Claude Puel a plus que remis en cause le statut de Stéphane Ruffier, presque une légende vivante à l'ASSE, à qui le gardien demande désormais des comptes.



On le savait, la hache de guerre avait été profondément déterrée et même utilisée à plusieurs reprises entre Claude Puel et Stéphane Ruffier, lorsque ces deux-là tentaient de cohabiter à Saint-Etienne de 2019 à 2021, année où l'ancien gardien a finalement pris sa retraite après avoir été licencié pour faute grave. Ce dernier se confie pour So Foot et ne compte pas lâcher l'affaire : "Ce que je veux, c'est uniquement que les dégâts soient réparés et que justice soit faite, car j'ai vécu un an de harcèlement de la part d'un homme qui a monté une entreprise de démolition contre ma personne. Dès qu'il est arrivé, cet individu a voulu dégraisser et a choisi de taper dans le gros. En dégageant Stéphane Ruffier, il s'est offert de la crédibilité pour la suite, sauf qu'il a décidé d'employer la manière très forte en me faisant passer pour un moins que rien, un mec qui n'avait rien à faire dans un groupe et qui semait la terreur dans un vestiaire."

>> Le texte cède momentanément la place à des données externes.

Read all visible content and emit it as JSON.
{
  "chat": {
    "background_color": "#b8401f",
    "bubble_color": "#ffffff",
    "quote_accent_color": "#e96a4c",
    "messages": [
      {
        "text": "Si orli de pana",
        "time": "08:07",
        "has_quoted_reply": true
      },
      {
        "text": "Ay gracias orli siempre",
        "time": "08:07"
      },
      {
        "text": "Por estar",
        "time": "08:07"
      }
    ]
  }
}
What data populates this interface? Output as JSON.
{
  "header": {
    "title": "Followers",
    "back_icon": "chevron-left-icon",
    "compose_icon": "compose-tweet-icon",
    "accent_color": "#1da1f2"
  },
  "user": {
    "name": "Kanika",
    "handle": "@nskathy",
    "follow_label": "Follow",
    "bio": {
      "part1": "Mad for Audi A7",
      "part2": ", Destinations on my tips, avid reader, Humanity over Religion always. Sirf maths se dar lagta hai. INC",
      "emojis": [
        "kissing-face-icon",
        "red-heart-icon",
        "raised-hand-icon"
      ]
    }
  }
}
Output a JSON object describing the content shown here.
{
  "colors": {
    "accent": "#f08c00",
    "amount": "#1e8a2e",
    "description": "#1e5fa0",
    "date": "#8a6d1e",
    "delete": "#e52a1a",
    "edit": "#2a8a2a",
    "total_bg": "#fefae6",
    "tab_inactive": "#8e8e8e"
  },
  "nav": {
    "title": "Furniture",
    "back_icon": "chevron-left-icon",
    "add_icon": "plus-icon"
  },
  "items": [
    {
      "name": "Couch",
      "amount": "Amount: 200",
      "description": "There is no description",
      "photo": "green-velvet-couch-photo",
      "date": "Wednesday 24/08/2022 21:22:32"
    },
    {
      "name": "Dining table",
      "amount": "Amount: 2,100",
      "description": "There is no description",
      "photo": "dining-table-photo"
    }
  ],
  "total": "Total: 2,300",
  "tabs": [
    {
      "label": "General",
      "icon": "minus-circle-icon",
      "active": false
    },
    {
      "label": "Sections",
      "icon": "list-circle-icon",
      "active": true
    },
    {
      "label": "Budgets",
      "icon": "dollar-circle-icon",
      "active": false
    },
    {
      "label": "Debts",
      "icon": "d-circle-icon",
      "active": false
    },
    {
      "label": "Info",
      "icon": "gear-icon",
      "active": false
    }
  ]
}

"Je n'ai pas été surpris par Romeyer, vu comment je l'ai entendu parler d'anciens qui avaient fait de belles choses"

L'ex-international français (trois sélections de 2010 à 2015) est en procès contre le club, à qui il réclame sept millions d'euros - le verdict doit être rendu le 15 janvier. Le président Roland Romeyer n'est d'ailleurs pas épargné non plus : "Il ne m'a jamais soutenu mais je n'ai pas été totalement surpris, vu comment je l'ai parfois entendu parler d'anciens joueurs qui avaient fait de belles choses au club."

Stéphane Ruffier précise que le dirigeant l'appelait "fils" mais espère, en conséquence, qu'il ne se comporte pas ainsi avec son propre fils. Il révèle également que l'autre président historique des Verts, Bernard Caïazzo, a un jour envoyé un message demandant aux journalistes de détruire son propre gardien, sauf que par inadvertance l'agent du joueur était dans les destinataires.